Christina partiu alegre, numa ansiedade de prisioneira que reentra no
mundo por que tem suspirado durante longos dias inresignados.

Manoela ficava sem saüdades dessa filha que fôra durante anos a sua
razão de viver; antes sentia, ao despedir-se, uma vaga sensação de
alívio, não isenta de cavada amargura.

--«Adeus, Christina,--disse-lhe na hora da despedida--diga a meu irmão
que resolvi fazer o meu testamento deixando-a herdeira do que me
pertence.
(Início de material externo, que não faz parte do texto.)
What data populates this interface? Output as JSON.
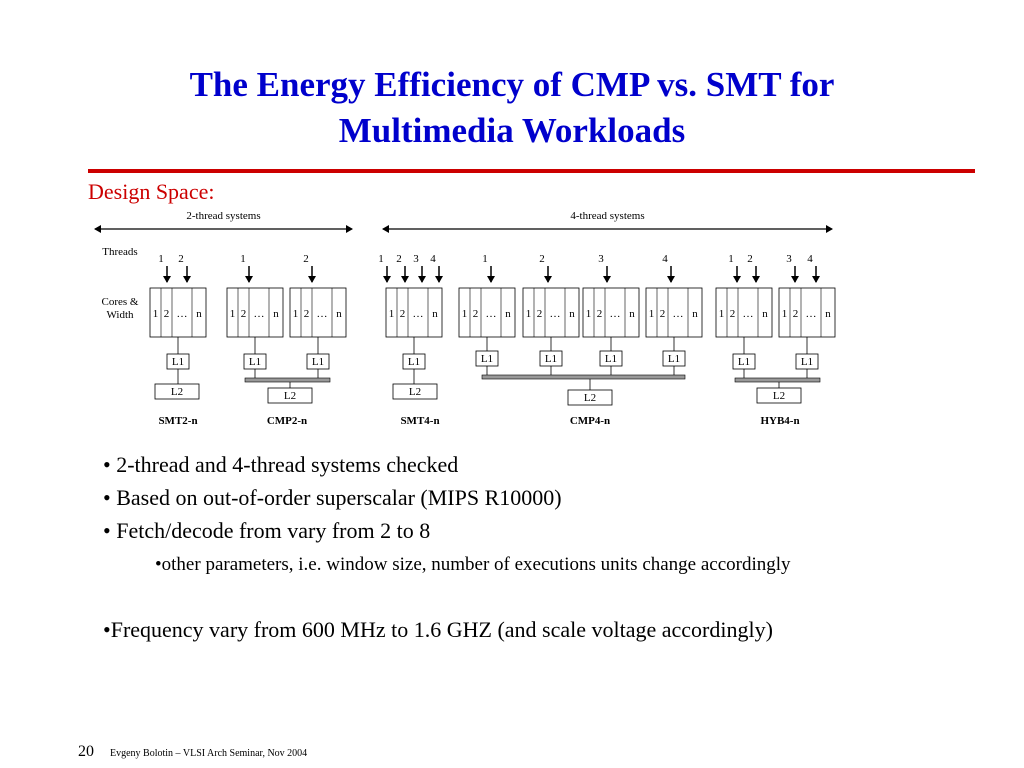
{
  "header": {
    "title_lines": [
      "The Energy Efficiency of CMP vs. SMT for",
      "Multimedia Workloads"
    ]
  },
  "section": "Design Space:",
  "diagram": {
    "groups": [
      "2-thread systems",
      "4-thread systems"
    ],
    "row_labels": {
      "threads": "Threads",
      "cores": "Cores & Width"
    },
    "systems": [
      {
        "name": "SMT2-n",
        "threads": [
          "1",
          "2"
        ],
        "cores": [
          {
            "cells": [
              "1",
              "2",
              "…",
              "n"
            ],
            "l1": "L1"
          }
        ],
        "l2": "L2"
      },
      {
        "name": "CMP2-n",
        "threads": [
          "1",
          "2"
        ],
        "cores": [
          {
            "cells": [
              "1",
              "2",
              "…",
              "n"
            ],
            "l1": "L1"
          },
          {
            "cells": [
              "1",
              "2",
              "…",
              "n"
            ],
            "l1": "L1"
          }
        ],
        "l2": "L2"
      },
      {
        "name": "SMT4-n",
        "threads": [
          "1",
          "2",
          "3",
          "4"
        ],
        "cores": [
          {
            "cells": [
              "1",
              "2",
              "…",
              "n"
            ],
            "l1": "L1"
          }
        ],
        "l2": "L2"
      },
      {
        "name": "CMP4-n",
        "threads": [
          "1",
          "2",
          "3",
          "4"
        ],
        "cores": [
          {
            "cells": [
              "1",
              "2",
              "…",
              "n"
            ],
            "l1": "L1"
          },
          {
            "cells": [
              "1",
              "2",
              "…",
              "n"
            ],
            "l1": "L1"
          },
          {
            "cells": [
              "1",
              "2",
              "…",
              "n"
            ],
            "l1": "L1"
          },
          {
            "cells": [
              "1",
              "2",
              "…",
              "n"
            ],
            "l1": "L1"
          }
        ],
        "l2": "L2"
      },
      {
        "name": "HYB4-n",
        "threads": [
          "1",
          "2",
          "3",
          "4"
        ],
        "cores": [
          {
            "cells": [
              "1",
              "2",
              "…",
              "n"
            ],
            "l1": "L1"
          },
          {
            "cells": [
              "1",
              "2",
              "…",
              "n"
            ],
            "l1": "L1"
          }
        ],
        "l2": "L2"
      }
    ]
  },
  "body": {
    "points": [
      "• 2-thread and 4-thread systems checked",
      "• Based on out-of-order superscalar (MIPS R10000)",
      "• Fetch/decode from vary from 2 to 8",
      "•Frequency vary from 600 MHz to 1.6 GHZ (and scale voltage accordingly)"
    ],
    "sub_points": [
      "•other parameters,  i.e. window size, number of executions units change accordingly"
    ]
  },
  "footer": {
    "page": "20",
    "credit": "Evgeny Bolotin – VLSI Arch Seminar, Nov 2004"
  }
}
Elle que administre a casa nesse sentido, pois só quero dispôr
do usofruto por causa destas pobres criaturas que me rodeiam.

--«Deixe-me agradecer-lhe, madrinha...--e tentava beijar-lhe a mão.

--«Para quê?...--respondeu sorrindo com ironia e encolhendo os hombros á
sincera alegria de Christina.

Era com um profundo desdem que atirava essa fortuna, que lhe era
indiferente, para o poder da filha que não a soubera amar nem
reconhecera o presente inestimavel que lhe dera antes, tendo-lhe dado o
seu amôr.

Partiu, acompanhada de Ama-Rita, que apenas levava o encargo de a
entregar ao tio e voltar logo, pois essa é que, decididamente, não
abandonaria mais a sua menina.

Para ella a menina era Manoela, que nunca deixava de revêr como fôra: a
filha adótiva do seu coração, a estranha que tomara na sua alma o
verdadeiro logar da filha morta á nascença.

Mas bastante mudara nos últimos tempos, apesar della se não querer
convencer do que via: a mulher que pouco tempo antes ella encontrara,
senão a linda rapariga que vira partir, lavada em lagrimas, crucificada
de dôres, pelo menos uma mocidade ainda florescente, estendendo-se por
um outôno que se anunciava formosissimo.

Em poucos mêses Manoela fez uma diferença que saltava aos olhos e
afligia toda a comunidade, que só nella fundava as suas esperanças e as
suas alegrias. O cabelo embranquecia-lhe nas fontes; a péle amarelecida,
enrugava-se impercétivelmente a princípio, mas visivelmente nos últimos
dias em que umas olheiras inchadas lhe davam no rosto o aspéto desolador
da doença que lhe fizera do coração uma pobre maquina sem regulamento.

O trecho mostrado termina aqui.